Es sei schwerer, eine vorgefasste Meinung zu zerstören als ein Atom – so verwies Jovica Arvanitelli am Sonntag in der Bücherei auf ein Einstein-Zitat. Auf die Sinti und Roma trifft diese Einschätzung zu. Auf über einem Dutzend von Schautafeln zeigt die Ausstellung, welches Bild von den so genannten „Zigeunern“ bis heute in der Gesellschaft vorherrscht. 

Ob in Hollywood (Charly Chaplin hatte Roma-Wurzeln, ebenso Yul Brynner) oder im Schlagergeschäft (Marianne Rosenberg) – die Vergangenheit wurde eher verschwiegen.

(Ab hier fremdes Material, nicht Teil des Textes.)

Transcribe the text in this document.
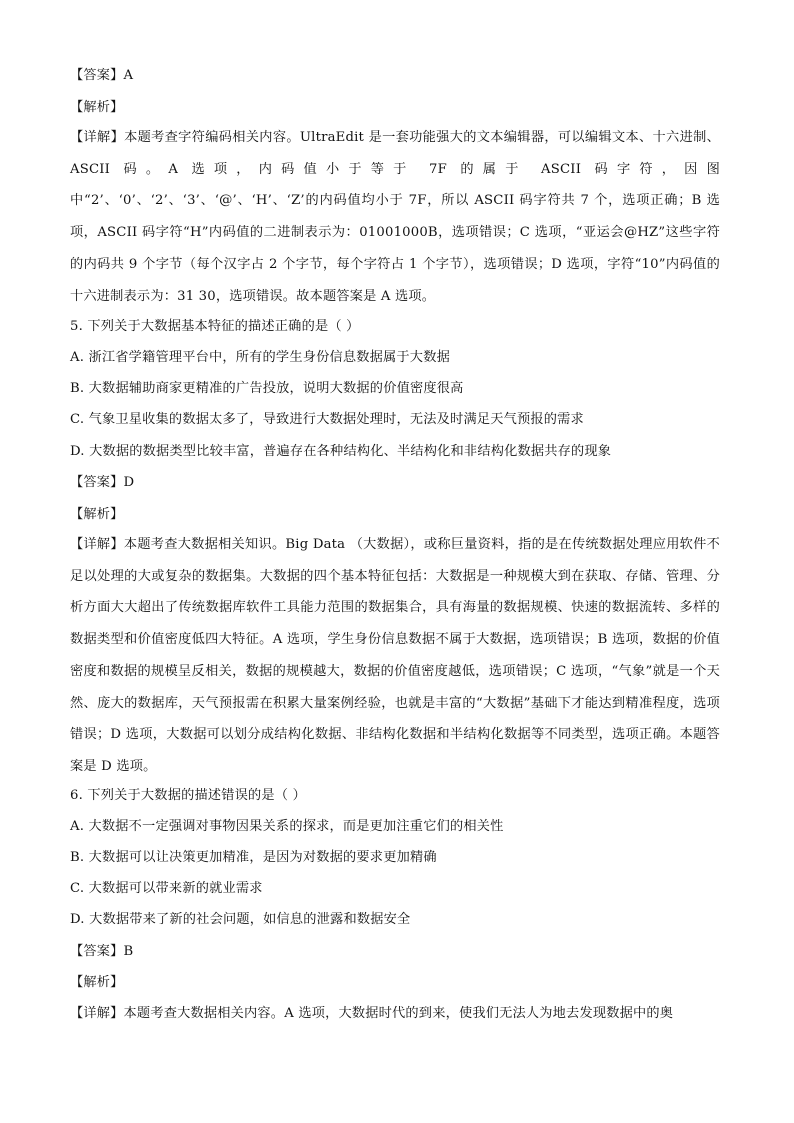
【答案】A
【解析】
【详解】本题考查字符编码相关内容。UltraEdit 是一套功能强大的文本编辑器，可以编辑文本、十六进制、ASCII 码。A 选项，内码值小于等于 7F 的属于 ASCII 码字符，因图中“2’、‘0’、‘2’、‘3’、‘@’、‘H’、‘Z’的内码值均小于 7F，所以 ASCII 码字符共 7 个，选项正确；B 选项，ASCII 码字符“H”内码值的二进制表示为：01001000B，选项错误；C 选项，“亚运会@HZ”这些字符的内码共 9 个字节（每个汉字占 2 个字节，每个字符占 1 个字节），选项错误；D 选项，字符“10”内码值的十六进制表示为：31 30，选项错误。故本题答案是 A 选项。
5. 下列关于大数据基本特征的描述正确的是（ ）
A. 浙江省学籍管理平台中，所有的学生身份信息数据属于大数据
B. 大数据辅助商家更精准的广告投放，说明大数据的价值密度很高
C. 气象卫星收集的数据太多了，导致进行大数据处理时，无法及时满足天气预报的需求
D. 大数据的数据类型比较丰富，普遍存在各种结构化、半结构化和非结构化数据共存的现象
【答案】D
【解析】
【详解】本题考查大数据相关知识。Big Data （大数据），或称巨量资料，指的是在传统数据处理应用软件不足以处理的大或复杂的数据集。大数据的四个基本特征包括：大数据是一种规模大到在获取、存储、管理、分析方面大大超出了传统数据库软件工具能力范围的数据集合，具有海量的数据规模、快速的数据流转、多样的数据类型和价值密度低四大特征。A 选项，学生身份信息数据不属于大数据，选项错误；B 选项，数据的价值密度和数据的规模呈反相关，数据的规模越大，数据的价值密度越低，选项错误；C 选项，“气象”就是一个天然、庞大的数据库，天气预报需在积累大量案例经验，也就是丰富的“大数据”基础下才能达到精准程度，选项错误；D 选项，大数据可以划分成结构化数据、非结构化数据和半结构化数据等不同类型，选项正确。本题答案是 D 选项。
6. 下列关于大数据的描述错误的是（ ）
A. 大数据不一定强调对事物因果关系的探求，而是更加注重它们的相关性
B. 大数据可以让决策更加精准，是因为对数据的要求更加精确
C. 大数据可以带来新的就业需求
D. 大数据带来了新的社会问题，如信息的泄露和数据安全
【答案】B
【解析】
【详解】本题考查大数据相关内容。A 选项，大数据时代的到来，使我们无法人为地去发现数据中的奥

Hingegen tauchten die „Zigeuner“ als Geigenspieler, Wahrsagerinnen, romantische Frauenhelden und in meistens verschlagene Typen immer wieder als Sterotype in der Literatur auf. Ein „Zigeunerschnitzel“ zu essen (und es auch so zu nennen) war bis vor wenigen Jahren gedankenlos möglich. Erst vor zwei Jahren benannte der Lebensmittelhersteller Knorr seine „Zigeunersauce“ in „Paprikasauce“ um.

Das war scheinbar banal, diskriminierte aber eine ganze Bevölkerungsgruppe: die Sinti und Roma, die nämlich in ihrer Geschichte immer wieder ausgegrenzt, verfolgt und wegen ihrer Herkunft ermordet wurden – am schlimmsten in der Zeit des Nationalsozialismus und des staatlichen Rassenwahns in Deutschland.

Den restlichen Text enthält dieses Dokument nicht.